The Consumer Financial Protection Bureau published a report on April 17, 2026, showing that U.S. servicemembers pay higher interest rates, finance larger amounts, make smaller down payments, and carry greater financial risk than civilian borrowers when purchasing vehicles. The report covers auto loans originated between 2018 and 2022.
For new vehicles, servicemembers borrowed an average of $39,000 — more than $2,200 above the civilian average — while putting down about $1,100 less. For used vehicles, military borrowers financed an average of $27,500, nearly $400 more than civilians. Servicemembers also faced average APRs 0.6 percentage points above civilian rates and longer loan terms, pushing their average monthly payment on new vehicles to $644, roughly $20 more per month than civilians pay and nearly $1,300 more over the life of the loan.
Add-on products compound the disparity. More than 70% of servicemembers purchased add-on products and paid on average about $140 more for them than civilians did. Warranty, service, and maintenance plans were the most common and expensive category. GAP products ranked second, and the CFPB noted that servicemembers' purchase of GAP products increased sharply in 2020 after the Department of Defense changed its interpretation of the Military Lending Act.

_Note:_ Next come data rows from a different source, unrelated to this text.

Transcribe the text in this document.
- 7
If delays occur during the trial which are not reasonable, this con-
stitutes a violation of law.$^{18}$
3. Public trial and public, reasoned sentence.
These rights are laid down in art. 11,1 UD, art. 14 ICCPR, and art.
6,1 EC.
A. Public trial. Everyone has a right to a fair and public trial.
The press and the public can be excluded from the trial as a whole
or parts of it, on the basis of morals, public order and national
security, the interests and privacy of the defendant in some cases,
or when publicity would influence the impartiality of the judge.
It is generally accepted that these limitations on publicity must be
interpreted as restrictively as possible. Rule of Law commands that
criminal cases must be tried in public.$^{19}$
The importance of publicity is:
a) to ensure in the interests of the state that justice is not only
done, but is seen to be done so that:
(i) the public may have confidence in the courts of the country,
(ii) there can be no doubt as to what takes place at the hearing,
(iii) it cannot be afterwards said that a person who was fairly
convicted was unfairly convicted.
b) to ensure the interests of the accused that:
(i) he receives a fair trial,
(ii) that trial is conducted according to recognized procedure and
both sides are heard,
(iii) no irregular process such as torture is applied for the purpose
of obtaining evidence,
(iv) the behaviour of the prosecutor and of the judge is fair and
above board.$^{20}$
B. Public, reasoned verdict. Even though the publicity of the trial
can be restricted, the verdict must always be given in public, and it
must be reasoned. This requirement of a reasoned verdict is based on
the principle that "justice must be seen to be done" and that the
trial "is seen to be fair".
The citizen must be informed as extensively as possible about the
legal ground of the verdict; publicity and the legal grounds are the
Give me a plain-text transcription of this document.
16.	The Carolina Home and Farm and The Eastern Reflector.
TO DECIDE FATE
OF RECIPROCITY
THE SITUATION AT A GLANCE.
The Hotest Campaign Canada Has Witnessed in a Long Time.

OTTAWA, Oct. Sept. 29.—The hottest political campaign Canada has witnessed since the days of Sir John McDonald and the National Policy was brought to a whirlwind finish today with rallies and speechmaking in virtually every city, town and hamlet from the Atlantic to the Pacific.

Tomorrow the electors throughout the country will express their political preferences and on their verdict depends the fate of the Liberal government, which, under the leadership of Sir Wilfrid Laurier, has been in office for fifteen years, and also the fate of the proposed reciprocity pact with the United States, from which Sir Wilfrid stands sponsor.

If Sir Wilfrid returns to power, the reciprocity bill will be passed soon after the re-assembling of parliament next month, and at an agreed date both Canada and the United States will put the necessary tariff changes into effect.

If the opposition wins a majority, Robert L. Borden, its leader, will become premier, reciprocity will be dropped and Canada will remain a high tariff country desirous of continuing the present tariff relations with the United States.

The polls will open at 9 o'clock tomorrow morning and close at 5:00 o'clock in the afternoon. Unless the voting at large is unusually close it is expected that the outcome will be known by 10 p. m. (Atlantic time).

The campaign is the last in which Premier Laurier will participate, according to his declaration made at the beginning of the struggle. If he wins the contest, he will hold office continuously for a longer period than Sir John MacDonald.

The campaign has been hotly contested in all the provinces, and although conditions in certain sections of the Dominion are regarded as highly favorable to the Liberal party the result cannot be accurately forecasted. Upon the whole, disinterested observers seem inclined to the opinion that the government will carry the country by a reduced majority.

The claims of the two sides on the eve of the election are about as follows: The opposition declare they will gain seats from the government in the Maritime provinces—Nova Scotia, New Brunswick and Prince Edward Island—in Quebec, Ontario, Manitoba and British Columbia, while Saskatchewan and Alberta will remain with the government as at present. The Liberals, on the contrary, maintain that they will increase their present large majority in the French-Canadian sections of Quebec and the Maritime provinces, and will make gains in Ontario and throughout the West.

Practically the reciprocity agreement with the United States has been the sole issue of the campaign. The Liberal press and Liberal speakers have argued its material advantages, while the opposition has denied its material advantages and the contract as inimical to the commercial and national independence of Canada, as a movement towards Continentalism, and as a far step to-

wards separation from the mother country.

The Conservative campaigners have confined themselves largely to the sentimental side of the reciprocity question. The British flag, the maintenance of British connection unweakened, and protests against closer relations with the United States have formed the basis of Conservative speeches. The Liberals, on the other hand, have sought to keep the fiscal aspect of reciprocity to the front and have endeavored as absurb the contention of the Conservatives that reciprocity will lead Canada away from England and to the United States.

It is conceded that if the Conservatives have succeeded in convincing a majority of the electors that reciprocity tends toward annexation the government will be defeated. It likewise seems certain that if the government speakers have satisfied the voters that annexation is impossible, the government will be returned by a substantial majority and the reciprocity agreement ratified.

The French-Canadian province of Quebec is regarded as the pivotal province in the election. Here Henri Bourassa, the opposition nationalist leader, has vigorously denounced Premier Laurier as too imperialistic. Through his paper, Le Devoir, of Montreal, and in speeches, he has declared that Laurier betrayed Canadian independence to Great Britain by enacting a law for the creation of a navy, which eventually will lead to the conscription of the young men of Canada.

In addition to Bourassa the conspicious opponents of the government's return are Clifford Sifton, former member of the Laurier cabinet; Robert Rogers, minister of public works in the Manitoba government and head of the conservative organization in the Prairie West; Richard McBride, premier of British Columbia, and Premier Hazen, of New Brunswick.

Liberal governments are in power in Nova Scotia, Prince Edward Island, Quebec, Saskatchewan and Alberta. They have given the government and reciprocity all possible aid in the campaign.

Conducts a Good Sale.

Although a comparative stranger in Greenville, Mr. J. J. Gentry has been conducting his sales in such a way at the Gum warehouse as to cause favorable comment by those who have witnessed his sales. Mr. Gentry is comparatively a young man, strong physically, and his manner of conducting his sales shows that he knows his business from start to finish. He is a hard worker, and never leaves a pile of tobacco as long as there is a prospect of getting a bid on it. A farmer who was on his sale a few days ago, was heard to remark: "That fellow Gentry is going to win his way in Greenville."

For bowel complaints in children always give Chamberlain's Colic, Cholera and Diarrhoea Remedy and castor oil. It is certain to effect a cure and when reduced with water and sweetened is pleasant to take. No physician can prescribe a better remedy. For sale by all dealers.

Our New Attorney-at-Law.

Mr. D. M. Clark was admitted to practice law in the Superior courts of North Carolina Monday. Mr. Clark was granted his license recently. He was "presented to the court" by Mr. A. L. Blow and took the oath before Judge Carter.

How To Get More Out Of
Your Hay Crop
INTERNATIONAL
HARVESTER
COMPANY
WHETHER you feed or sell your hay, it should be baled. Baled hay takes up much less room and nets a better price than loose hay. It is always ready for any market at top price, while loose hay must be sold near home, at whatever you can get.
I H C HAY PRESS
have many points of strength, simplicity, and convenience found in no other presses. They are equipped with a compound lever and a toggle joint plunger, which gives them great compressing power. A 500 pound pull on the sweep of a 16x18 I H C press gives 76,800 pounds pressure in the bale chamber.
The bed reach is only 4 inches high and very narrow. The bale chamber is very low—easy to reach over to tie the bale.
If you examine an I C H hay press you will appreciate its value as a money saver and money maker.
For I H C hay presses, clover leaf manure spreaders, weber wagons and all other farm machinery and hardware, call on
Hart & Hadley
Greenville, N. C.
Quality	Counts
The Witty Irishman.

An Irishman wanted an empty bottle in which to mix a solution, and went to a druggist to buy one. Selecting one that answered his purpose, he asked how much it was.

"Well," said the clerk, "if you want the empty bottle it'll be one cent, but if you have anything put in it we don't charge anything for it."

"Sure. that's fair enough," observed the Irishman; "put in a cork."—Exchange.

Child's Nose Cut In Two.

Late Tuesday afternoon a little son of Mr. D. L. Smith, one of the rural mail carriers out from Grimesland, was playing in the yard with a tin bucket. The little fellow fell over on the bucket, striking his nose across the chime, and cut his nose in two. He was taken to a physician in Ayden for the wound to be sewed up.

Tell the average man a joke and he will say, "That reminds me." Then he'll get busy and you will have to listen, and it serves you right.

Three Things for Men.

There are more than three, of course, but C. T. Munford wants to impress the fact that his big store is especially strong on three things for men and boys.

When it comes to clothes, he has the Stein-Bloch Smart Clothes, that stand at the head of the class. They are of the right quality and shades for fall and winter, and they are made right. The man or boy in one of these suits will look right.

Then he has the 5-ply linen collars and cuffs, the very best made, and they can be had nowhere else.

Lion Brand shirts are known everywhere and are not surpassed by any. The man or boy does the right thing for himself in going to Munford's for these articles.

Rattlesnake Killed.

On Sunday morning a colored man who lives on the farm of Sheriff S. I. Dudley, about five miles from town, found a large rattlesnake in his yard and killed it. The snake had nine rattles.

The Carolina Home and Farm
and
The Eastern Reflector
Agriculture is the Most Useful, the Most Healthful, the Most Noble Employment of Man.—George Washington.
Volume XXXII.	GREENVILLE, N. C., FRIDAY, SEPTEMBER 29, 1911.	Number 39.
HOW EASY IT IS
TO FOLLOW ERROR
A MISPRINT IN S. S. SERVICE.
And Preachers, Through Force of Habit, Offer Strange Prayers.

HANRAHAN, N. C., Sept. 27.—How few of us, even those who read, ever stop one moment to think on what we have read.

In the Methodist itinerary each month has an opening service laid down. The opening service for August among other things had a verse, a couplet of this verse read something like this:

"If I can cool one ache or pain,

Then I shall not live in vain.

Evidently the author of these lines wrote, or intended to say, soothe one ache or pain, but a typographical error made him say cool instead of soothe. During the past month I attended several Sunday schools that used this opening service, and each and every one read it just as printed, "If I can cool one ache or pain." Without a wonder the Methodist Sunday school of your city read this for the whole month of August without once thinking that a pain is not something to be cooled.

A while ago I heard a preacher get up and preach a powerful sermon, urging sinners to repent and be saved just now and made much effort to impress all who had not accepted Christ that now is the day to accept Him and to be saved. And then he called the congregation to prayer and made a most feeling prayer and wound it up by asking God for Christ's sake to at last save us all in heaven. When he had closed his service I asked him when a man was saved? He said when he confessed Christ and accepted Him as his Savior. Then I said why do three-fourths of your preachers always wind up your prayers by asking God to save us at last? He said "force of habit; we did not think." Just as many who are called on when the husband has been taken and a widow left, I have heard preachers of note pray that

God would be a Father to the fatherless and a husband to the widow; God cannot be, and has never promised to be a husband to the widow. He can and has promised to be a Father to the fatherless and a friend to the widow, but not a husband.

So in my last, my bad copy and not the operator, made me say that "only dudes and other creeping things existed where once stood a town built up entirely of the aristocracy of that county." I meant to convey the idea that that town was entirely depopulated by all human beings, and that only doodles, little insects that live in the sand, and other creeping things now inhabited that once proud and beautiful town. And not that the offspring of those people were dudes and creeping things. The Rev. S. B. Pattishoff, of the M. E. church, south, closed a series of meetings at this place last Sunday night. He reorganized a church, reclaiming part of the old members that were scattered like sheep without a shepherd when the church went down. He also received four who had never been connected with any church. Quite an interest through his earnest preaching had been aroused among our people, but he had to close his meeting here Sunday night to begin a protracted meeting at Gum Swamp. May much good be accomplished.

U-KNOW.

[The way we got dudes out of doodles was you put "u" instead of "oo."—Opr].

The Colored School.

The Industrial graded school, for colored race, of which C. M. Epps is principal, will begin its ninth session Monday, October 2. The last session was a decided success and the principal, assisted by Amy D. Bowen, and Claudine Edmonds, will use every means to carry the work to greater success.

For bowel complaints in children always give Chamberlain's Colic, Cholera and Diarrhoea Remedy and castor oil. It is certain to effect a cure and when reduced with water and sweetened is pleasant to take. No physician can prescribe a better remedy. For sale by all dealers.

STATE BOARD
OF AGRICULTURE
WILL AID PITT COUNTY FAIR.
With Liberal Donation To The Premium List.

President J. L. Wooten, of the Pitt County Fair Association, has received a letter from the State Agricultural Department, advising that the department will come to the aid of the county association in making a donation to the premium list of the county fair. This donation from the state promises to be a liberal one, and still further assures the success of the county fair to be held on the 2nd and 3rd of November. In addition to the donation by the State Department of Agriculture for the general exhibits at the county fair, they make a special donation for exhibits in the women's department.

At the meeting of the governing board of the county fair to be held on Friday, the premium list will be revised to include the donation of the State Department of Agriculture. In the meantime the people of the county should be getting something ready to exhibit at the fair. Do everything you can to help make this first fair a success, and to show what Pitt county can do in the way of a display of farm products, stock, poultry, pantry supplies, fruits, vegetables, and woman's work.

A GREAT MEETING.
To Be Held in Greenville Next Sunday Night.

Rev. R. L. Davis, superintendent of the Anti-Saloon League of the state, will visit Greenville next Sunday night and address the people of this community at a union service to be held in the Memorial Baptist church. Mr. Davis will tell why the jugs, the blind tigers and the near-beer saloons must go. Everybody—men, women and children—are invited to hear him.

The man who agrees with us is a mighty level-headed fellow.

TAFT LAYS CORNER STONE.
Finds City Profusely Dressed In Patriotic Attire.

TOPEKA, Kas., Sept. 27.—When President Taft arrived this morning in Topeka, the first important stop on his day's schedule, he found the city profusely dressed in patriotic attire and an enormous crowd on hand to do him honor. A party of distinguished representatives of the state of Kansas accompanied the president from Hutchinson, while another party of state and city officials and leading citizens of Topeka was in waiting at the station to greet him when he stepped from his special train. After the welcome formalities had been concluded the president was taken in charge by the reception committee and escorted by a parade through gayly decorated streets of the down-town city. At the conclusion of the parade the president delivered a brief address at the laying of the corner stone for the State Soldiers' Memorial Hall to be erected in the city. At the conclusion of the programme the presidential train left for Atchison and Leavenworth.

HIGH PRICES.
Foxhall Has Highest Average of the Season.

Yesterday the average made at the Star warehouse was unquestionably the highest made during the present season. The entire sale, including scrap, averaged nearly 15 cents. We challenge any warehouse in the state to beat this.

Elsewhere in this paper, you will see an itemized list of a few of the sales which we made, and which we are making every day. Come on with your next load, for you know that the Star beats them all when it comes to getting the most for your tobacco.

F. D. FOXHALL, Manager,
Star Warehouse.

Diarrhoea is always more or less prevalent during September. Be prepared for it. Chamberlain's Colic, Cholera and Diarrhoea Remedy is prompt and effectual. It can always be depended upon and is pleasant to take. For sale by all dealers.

The bureau attributed part of the vulnerability to structural factors: servicemembers are often required to own a personal vehicle to fulfill military obligations, may be young and far from family support networks, and may be especially vulnerable to overreaching lending practices and have fewer resources to draw upon.
The report is part of a broader pattern of CFPB enforcement and research focused on military borrowers. The bureau noted that it recently ordered Navy Federal Credit Union to refund over $95 million in illegal overdraft fees charged to servicemembers, veterans, and their families, and took action against FirstCash and MoneyLion for charging servicemembers illegal and high interest in violation of the Military Lending Act. Separate CFPB research found that Reserve and National Guard members were forgoing an estimated $9 million annually by not receiving the interest rate reduction benefit provided by the Servicemembers Civil Relief Act. The CFPB also proposed a rule to protect servicemembers and other Americans from data brokers selling their sensitive personal information to scammers, stalkers, and foreign surveillance operations.